Sun | Sep 21, 2025

Fishermen will have the last laugh

Published:Sunday | March 10, 2013 | 12:00 AM
Minister of Agriculture and Fisheries Roger Clarke
1
2

Chris Serju, Guest Columnist

Last Wednesday's announcement by Minister of Agriculture and Fisheries Roger Clarke about cutting the number of fishers operating on the Pedro Cays to 380, as part of the overall effort to crack down on illegal fishing activities and halt environmental degradation, would have been laudable, if it was workable.

"We will be intensifying enforcement activities ... to ensure that only people in possession of a licence will be allowed to remain there," Minister Clarke said. "We are, therefore, urging all fishermen and all the relevant stakeholders to cooperate as we step up out enforcement activities in the ensuing days," he told Parliament.

He said further that two fisheries officers will shortly be deployed to live on the cays, with a mandate to work with the marine police, Jamaica Defence Force (JDF) Coastguard and the Fisheries Division on enforcement actions.

There can be no denying the need for urgent and comprehensive action to halt the environmental decline of the Pedro Cays, with parallel actions to reverse the ills of overfishing, dynamiting and other negative activities. However, my question for Minister Clarke is, how is he going to carry out the enforcement action of which he speaks?

The continued exploitation of the country's marine resources and flouting of related laws by local and foreign poachers is rooted in the fact that the Fisheries Act of 1976 has very little teeth and is no way a deterrent. Former Agriculture Minister Christopher Tufon made this painful admission in June 2011, noting that not only are Jamaica's fisheries laws the least stringent, but also the least enforced.

"This makes the Jamaican waters open season for poachers and illegal activities on the high seas," Tufton told the Gillings Gully Fishermen's Co-operative Society annual general meeting in Whitehouse, Westmoreland.

REGIONAL COMPARISONS

On the one hand, he explained, fines imposed by Jamaica's regional neighbours are several times higher than those allowed for under our legislation. He cited the case of two Jamaican registered vessels that were seized by Nicaraguan authorities, for which the owners of each vessel had to pay approximately US$35,000 per boat in fines to retrieve their vessels. If such a breach had taken place in Jamaican waters by Nicaraguan vessels, the maximum penalty chargeable would have been US$2.30 per vessel.

This is because of the ridiculously low fines allowed under the relevant 26-year-old Fisheries Act, which allows for a maximum fine of all of $20 or one month imprisonment for registered fisherman caught fishing in a unlicensed fishing boat. For fishing in a fish sanctuary or during a closed season, the fine jumps to $500 or a prison term of six months.
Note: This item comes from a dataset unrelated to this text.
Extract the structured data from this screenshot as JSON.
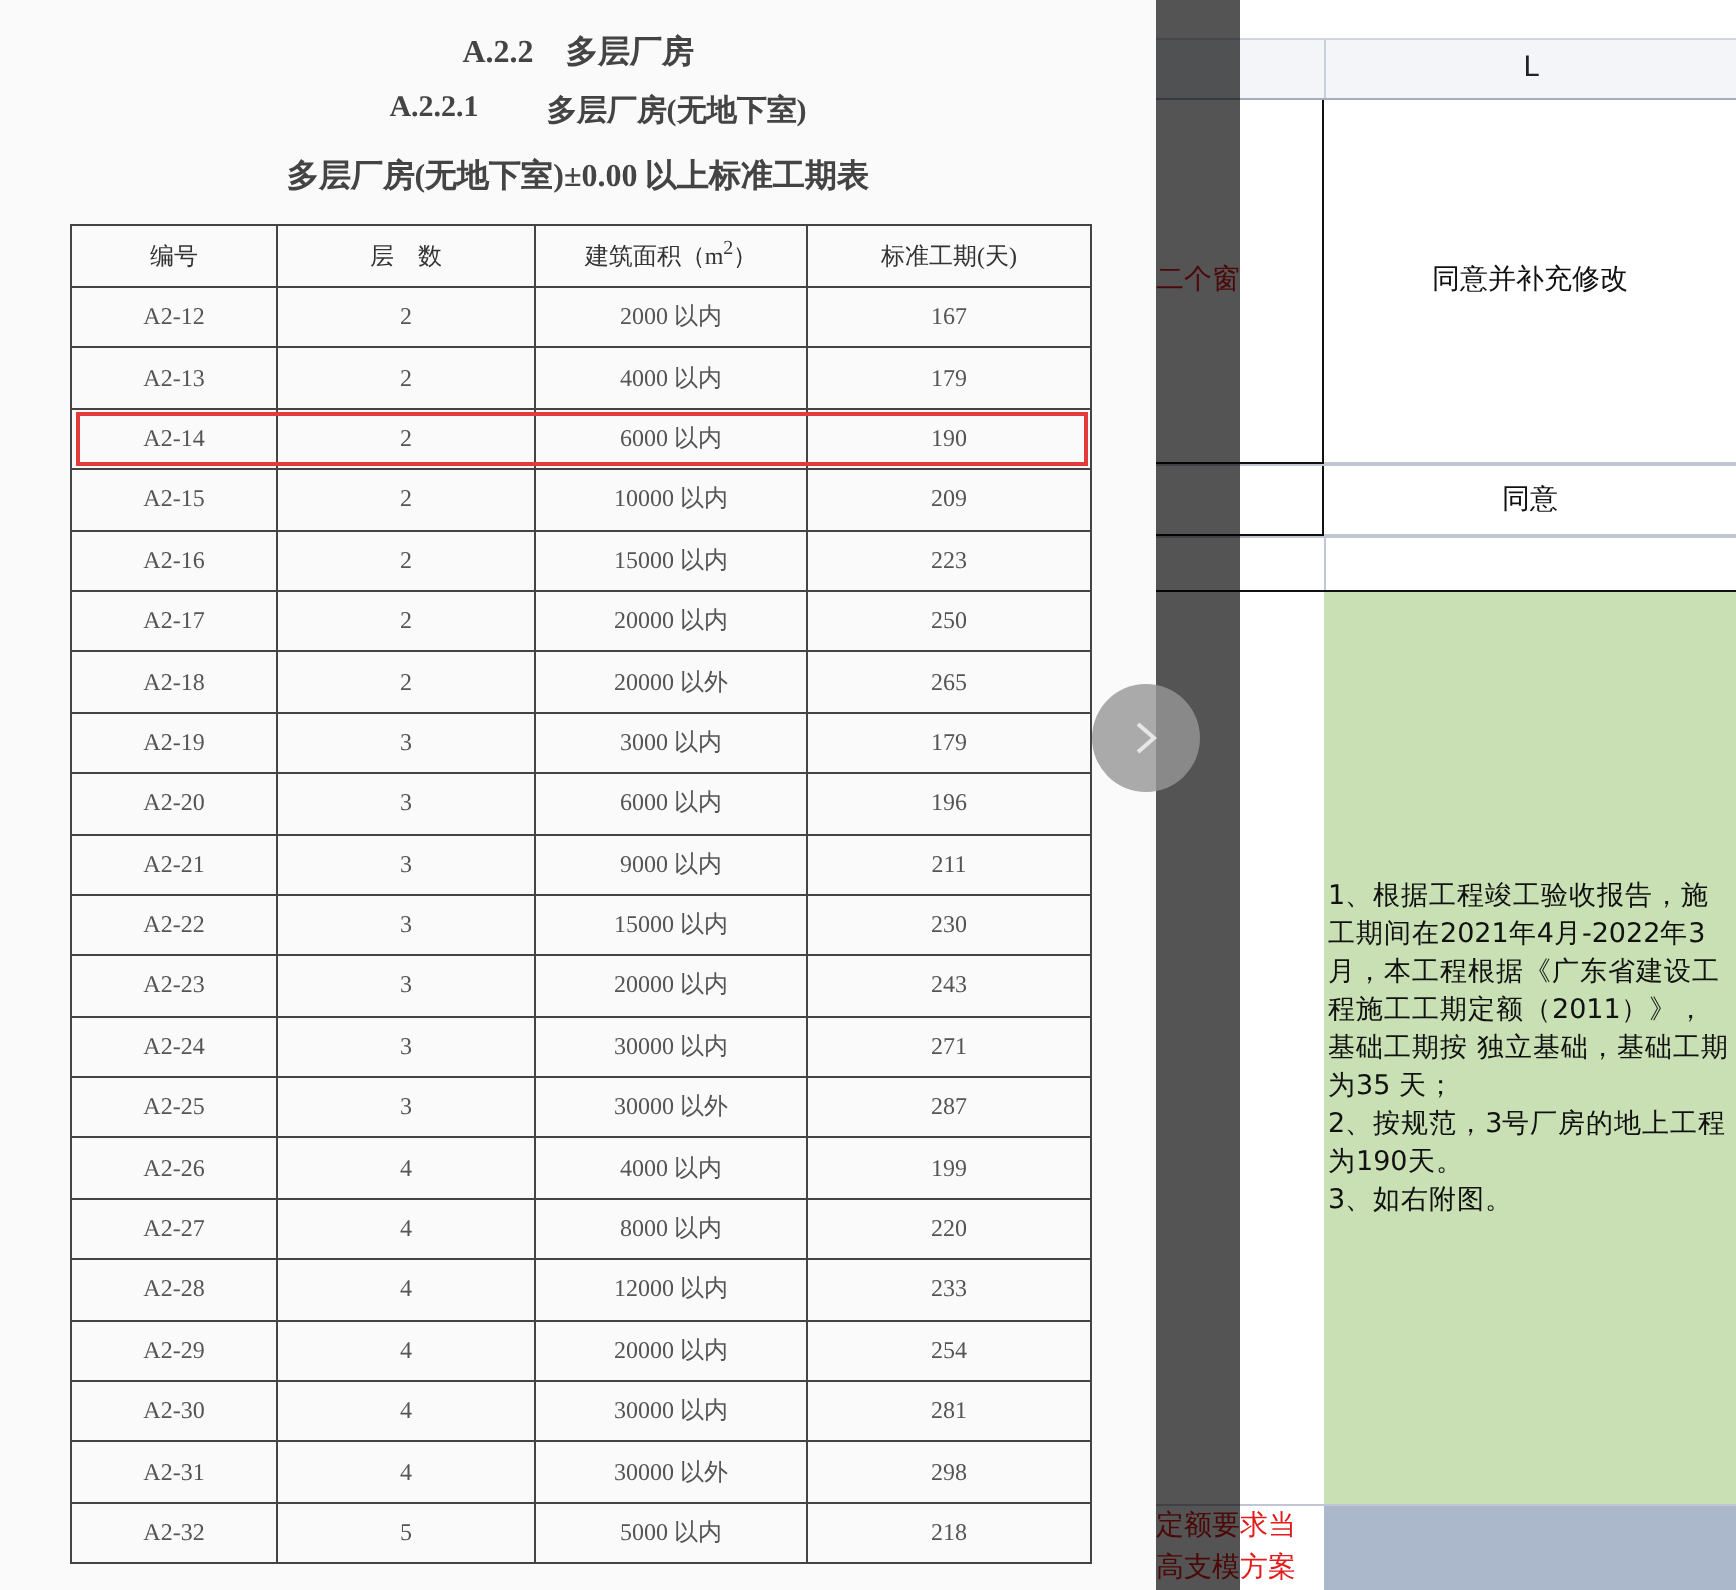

Landing and selling illegally caught fish also attracts a $500 fine or the same prison term, while the highest fine, for stealing someone's fish pots, or fishing without a licence, climbs to a mega fine of $1,000 or all of 12 months in prison.

The fishermen, as well as Minister Clarke, know all too well the relevant laws that govern all aspects of their activities, so with all Minister Clarke's huffing and puffing, I see them having the last laugh.

ALL BEEN SAID BEFORE

If I were an unlicensed fisherman whose craft did not meet the legal requirements for operating in Jamaican waters, instead of rushing to get my act together, here's what I would do. Immediately deposit $10,000 with the clerk of courts in the area I am likely to be tried, and each time I make a good catch, for every 20 snapper sold would say, "That for me" and then throw a Welshman or handful of Macka Back (read: trash fish) one side and say, "That for Minister Clarke."

Why should I be worried by the latest pronouncement from the ministry, having heard it all before?

The new Fisheries Act has been in the making since 1995. Eighteen years later, none of the persons in the know have any idea what is happening with it. Andre Kong, chief executive officer of the Fisheries Division, told The Gleaner last December: "The last word we got from the chief parliamentary counsel was that the final draft would have been with us at the end of May, but we are yet to receive it. We have written to ask for a further update of the bill."

His pronouncement was more than a year after Donovan Stanberry, permanent secretary in the agriculture ministry, gave a commitment that the long-overdue legislation would be given the priority attention it deserves.

Then there was this statement from chief technical director in the agriculture ministry, Dr Marc Panton, who told The Gleaner last November that legislative consummation was imminent. "You can almost reach out and touch it. We are still battling with it, but it's getting closer and closer."

Until the new act is passed into law, what will the JDF Coastguard and Marine Police be enforcing? What tangible action can be taken against those who continue to flout our laws?

Unlike the first two piglets of fairy tale fame who ran to shelter in their brother's brick house when the big, bad wolf came calling a third time, our fishermen don't even have to move a muscle to avoid the promised greater enforcement.

It's bad enough to go fishing without the requisite fishing gear or equipment, but to do so in a pond without any fish at all is an altogether different level of idiocy!